Health Centers, Hospitals to See Changes Under Law
April 4, 2010 | Read Time: 3 minutes
While the health-care overhaul will affect many nonprofit groups, one type of institution will see especially big changes: community health centers, which will gain a large influx of funds and a higher profile.
Nonprofit hospitals will also be significantly affected by the law, which requires them to assess the health-care needs of the regions where they work and develop a strategy to help.
The new health-care law will allow community health centers eventually to double the number of Americans they assist each year, from 20 million to an expected 40 million.
Community health centers provide medical help to low-income people, most of whom are uninsured or depend on Medicaid.
The law will bring the centers more patients, in part by broadening eligibility requirements for Medicaid, and will give them $11-billion in new money over five years (starting in the 2011 fiscal year).
Of the new money, $1.5-billion will be used “to meet the extraordinary capital needs that we have in expanding and improving our existing facilities,” says Amy Simmons, a spokeswoman for the National Association of Community Health Centers, in Bethesda, Md.
“You’ve got health centers that are working out of old buildings and, in some cases, church basements,” she says. “They need to construct more examining rooms, for instance, to see these patients.”
High Demand
The law’s help for community health centers is timely because from June 2008 to June 2009, visits to centers by uninsured patients increased by 21 percent, largely because of the bad economy, Ms. Simmons says.
If Massachusetts’s experience is any indication, the federal law will bring much-needed relief for community health centers.
The state made major changes to its health-care law in 2006 that were similar to the new federal approach.
According to a report last year on the Massachusetts law published by the Kaiser Commission on Medicaid and the Uninsured, the caseload of community health centers surged after the state expanded insurance coverage.
Community health centers found that many of their new patients “were middle-aged or near-elderly adults who had previously been unable to secure care because they were uninsured,” said the report sponsored by the commission, which is a program of the Henry J. Kaiser Family Foundation. “Many of these older adults were at higher risk for chronic illness and disability and had a pent-up demand for care,” it said.
The financial situation of community health centers did not improve from 2006 to 2007, the report found, as expenses increased at the same pace as revenue. More money came from insurance, however, and less from the state.
New Requirements
For nonprofit hospitals, the health-care overhaul produced a mixed result.
They dodged any new requirement to provide a minimum annual level of free patient care, an idea that had been floated last year by the two top members of the Senate Finance Committee.
Instead, nonprofit hospitals will be required to conduct a “community health-needs assessment” at least once every three years. In the assessments, hospitals must outline steps they will take to meet the identified needs.
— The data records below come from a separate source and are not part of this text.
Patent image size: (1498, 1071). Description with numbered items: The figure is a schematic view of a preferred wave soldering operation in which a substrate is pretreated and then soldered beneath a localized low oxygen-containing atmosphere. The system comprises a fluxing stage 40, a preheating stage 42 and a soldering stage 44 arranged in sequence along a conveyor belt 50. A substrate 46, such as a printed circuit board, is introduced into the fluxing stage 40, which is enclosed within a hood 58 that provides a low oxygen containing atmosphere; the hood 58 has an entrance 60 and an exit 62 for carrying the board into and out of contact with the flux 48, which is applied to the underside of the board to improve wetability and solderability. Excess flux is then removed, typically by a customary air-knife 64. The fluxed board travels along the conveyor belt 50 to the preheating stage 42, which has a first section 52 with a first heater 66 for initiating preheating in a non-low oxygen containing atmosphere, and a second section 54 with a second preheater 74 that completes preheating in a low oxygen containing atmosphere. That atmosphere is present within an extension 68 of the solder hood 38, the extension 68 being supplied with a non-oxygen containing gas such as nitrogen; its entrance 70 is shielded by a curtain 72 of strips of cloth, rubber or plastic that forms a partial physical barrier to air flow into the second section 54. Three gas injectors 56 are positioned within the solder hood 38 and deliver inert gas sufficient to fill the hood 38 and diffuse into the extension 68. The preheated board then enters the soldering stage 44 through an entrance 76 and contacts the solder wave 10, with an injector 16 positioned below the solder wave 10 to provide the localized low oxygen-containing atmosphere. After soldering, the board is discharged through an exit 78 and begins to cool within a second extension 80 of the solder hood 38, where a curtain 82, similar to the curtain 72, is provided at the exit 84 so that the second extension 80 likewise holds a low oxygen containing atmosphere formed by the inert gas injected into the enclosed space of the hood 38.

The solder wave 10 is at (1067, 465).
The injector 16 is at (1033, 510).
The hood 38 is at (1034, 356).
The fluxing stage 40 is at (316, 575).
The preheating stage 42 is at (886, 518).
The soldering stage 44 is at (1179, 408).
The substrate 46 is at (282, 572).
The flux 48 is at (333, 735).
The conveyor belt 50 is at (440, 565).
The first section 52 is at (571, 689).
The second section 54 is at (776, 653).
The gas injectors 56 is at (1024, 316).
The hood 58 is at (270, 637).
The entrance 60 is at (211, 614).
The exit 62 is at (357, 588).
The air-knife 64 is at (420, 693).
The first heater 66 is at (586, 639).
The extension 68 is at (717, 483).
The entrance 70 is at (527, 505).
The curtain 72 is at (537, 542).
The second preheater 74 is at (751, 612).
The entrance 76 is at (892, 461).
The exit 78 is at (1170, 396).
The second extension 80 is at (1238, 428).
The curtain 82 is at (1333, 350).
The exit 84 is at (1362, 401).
Melinda Hatton, general counsel of the American Hospital Association, said this and other new requirements “are mostly things that hospitals have already been doing in one form or another. None of these new policies should be a burden and are supported by the tax-exempt hospital field.”
The law also requires the Internal Revenue Service to make a review every three years of each nonprofit hospital’s “community benefit” work, such as offering full-time emergency care to all patients regardless of ability to pay, to see if the hospital is meeting the requirements for a tax exemption.
Ms. Hatton says hospitals hope the IRS will carry this out in a way that is not burdensome.